During World War II, Livingston gave up its share of young men to the war effort and some, like Jocko, made it back alive after multiple battles and firefights. Jocko liked his beer and on one occasion while frequenting the tavern a young deputy decided Jocko had had enough to drink and approached a well-juiced WWII Vet to tell him so. In a flash this battle hardened American warrior had disarmed the officer, placed the gun to his temple and said something like, “Son, I’ve already killed dozens of men in battle. One more is not going to mean that much to me.” One can only imagine what Jocko had been through and what led to his strong reaction in the bar that day. Needless to say, the deputy stood down and Jocko went on drinking and today he is one of the oldest living WWII Vets alive in that area.
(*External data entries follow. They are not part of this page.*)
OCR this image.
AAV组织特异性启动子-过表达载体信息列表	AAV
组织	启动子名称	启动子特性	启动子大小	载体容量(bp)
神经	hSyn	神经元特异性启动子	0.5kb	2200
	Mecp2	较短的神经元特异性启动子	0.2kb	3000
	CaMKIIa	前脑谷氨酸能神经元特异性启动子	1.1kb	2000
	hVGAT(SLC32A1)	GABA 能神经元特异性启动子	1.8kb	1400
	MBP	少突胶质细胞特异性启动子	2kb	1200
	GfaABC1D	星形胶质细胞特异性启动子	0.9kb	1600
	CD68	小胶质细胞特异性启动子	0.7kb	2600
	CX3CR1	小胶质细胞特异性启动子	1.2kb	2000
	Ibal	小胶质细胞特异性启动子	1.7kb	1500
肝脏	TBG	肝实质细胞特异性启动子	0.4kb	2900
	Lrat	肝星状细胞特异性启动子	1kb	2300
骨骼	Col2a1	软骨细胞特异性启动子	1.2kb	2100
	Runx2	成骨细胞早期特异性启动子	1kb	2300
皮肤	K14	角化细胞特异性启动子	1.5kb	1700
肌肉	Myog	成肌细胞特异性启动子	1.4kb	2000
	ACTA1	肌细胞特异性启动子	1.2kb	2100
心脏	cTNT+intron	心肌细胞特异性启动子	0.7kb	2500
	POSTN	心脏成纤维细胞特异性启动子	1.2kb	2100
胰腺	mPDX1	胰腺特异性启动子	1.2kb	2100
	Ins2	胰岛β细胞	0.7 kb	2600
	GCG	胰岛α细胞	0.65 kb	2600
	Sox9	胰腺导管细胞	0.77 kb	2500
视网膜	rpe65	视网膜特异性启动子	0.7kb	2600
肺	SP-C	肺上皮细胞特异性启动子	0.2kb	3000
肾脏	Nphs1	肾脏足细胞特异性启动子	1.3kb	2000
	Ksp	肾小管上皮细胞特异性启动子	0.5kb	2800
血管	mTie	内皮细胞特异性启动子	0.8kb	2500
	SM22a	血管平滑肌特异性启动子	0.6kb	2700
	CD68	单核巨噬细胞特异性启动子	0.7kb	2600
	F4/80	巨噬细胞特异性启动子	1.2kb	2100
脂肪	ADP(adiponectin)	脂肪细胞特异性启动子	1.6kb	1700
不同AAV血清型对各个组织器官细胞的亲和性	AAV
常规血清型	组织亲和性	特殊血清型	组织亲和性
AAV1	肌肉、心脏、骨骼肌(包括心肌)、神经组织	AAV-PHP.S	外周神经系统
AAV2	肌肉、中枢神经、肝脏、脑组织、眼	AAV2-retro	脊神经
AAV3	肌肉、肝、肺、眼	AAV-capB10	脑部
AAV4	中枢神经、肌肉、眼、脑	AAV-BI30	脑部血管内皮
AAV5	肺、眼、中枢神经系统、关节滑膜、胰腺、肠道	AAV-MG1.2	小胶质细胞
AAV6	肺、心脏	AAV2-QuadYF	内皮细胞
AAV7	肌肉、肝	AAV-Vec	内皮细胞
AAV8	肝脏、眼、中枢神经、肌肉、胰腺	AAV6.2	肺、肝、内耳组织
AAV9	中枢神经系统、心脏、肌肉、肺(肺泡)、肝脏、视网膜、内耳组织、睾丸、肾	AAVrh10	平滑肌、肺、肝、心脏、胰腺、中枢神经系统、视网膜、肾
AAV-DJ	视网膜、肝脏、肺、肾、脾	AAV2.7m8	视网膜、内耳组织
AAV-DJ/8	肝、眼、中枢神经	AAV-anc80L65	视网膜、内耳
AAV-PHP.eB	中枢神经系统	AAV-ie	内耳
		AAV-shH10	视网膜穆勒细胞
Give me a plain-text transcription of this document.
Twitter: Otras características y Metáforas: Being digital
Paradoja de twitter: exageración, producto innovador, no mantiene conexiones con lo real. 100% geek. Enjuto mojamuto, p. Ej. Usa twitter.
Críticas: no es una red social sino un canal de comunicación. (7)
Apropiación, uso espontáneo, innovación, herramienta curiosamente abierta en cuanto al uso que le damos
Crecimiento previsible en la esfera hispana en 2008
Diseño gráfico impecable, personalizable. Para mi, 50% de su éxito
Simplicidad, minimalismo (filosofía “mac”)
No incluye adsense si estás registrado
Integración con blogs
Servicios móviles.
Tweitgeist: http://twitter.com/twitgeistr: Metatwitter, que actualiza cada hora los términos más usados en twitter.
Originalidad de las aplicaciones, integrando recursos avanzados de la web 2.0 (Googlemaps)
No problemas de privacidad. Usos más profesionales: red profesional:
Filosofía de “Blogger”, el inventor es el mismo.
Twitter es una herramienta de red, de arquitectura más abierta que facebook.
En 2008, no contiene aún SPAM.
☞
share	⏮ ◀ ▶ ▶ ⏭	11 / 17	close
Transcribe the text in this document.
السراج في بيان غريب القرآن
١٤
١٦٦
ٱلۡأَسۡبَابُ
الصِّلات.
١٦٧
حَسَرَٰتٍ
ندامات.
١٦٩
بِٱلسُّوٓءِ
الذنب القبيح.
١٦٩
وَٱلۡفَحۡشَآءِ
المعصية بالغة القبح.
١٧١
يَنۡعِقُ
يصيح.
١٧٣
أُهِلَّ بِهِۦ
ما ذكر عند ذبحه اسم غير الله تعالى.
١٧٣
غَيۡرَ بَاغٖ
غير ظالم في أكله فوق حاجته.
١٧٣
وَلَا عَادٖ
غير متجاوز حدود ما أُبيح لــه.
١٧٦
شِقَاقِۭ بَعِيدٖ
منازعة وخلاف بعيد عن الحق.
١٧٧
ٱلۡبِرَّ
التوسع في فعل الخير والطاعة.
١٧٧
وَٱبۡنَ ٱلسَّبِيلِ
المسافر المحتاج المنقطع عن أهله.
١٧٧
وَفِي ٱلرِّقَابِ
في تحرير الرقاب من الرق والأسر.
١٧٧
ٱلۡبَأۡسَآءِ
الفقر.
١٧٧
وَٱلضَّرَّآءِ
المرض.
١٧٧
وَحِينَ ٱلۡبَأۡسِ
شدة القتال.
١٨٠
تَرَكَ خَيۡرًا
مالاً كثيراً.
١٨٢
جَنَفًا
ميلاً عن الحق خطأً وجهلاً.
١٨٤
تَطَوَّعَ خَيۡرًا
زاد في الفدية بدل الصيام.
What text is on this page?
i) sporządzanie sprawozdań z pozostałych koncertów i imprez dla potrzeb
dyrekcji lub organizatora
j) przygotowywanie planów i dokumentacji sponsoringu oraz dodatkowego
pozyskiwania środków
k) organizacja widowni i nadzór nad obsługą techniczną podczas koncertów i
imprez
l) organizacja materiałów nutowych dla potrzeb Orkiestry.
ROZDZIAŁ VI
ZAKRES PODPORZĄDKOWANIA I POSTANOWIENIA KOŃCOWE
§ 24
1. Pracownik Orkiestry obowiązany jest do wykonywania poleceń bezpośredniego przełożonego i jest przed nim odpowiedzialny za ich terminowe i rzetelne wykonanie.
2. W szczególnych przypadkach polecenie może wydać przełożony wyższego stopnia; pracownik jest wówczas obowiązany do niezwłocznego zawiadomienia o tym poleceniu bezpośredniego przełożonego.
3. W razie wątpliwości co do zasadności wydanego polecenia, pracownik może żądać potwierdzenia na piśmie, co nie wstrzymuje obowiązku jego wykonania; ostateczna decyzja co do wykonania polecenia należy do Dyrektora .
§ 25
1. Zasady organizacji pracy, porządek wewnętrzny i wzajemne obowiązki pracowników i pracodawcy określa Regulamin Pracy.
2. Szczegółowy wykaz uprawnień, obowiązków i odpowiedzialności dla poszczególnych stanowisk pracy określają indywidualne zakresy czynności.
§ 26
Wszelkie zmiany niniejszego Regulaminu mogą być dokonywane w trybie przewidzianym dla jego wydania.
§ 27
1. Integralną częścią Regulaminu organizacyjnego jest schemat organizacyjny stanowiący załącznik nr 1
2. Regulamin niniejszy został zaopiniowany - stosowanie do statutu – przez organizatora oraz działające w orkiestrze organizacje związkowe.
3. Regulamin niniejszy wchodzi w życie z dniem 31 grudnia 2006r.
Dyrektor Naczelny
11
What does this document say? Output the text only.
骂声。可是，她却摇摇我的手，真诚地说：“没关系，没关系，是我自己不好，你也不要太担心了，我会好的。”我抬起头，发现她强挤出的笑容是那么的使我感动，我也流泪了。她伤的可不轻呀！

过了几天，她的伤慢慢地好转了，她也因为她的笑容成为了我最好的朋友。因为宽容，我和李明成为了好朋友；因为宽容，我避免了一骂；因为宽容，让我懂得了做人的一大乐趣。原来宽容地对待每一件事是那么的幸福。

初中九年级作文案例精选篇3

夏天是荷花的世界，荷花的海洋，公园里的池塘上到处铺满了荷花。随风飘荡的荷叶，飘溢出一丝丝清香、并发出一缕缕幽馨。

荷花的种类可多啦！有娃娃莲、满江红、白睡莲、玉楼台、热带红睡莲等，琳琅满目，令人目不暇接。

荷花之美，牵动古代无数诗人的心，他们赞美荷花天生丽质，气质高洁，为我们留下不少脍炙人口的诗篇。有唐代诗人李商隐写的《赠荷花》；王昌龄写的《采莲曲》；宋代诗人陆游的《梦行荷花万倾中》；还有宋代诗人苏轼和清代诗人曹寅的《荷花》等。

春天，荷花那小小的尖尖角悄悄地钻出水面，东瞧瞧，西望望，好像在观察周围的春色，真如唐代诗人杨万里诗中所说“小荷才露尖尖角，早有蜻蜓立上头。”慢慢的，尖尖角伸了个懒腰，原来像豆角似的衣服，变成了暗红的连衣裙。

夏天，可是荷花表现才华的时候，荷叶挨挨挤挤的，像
Our cities and towns are filled with men like Jocko who went to the front lines to defend our freedom, our interests, our values, and our way of life. We can only imagine the hardships and atrocities they had to endure and even if they physically survived the war, they still returned with mental and emotional scars that haunt them until they join their brothers in arms in death. This Memorial Day, find a Vet and give him or her a hug, handshake, or “thank you” for what he or she has done for this nation. And Jocko, thanks for serving your country with honor and distinction.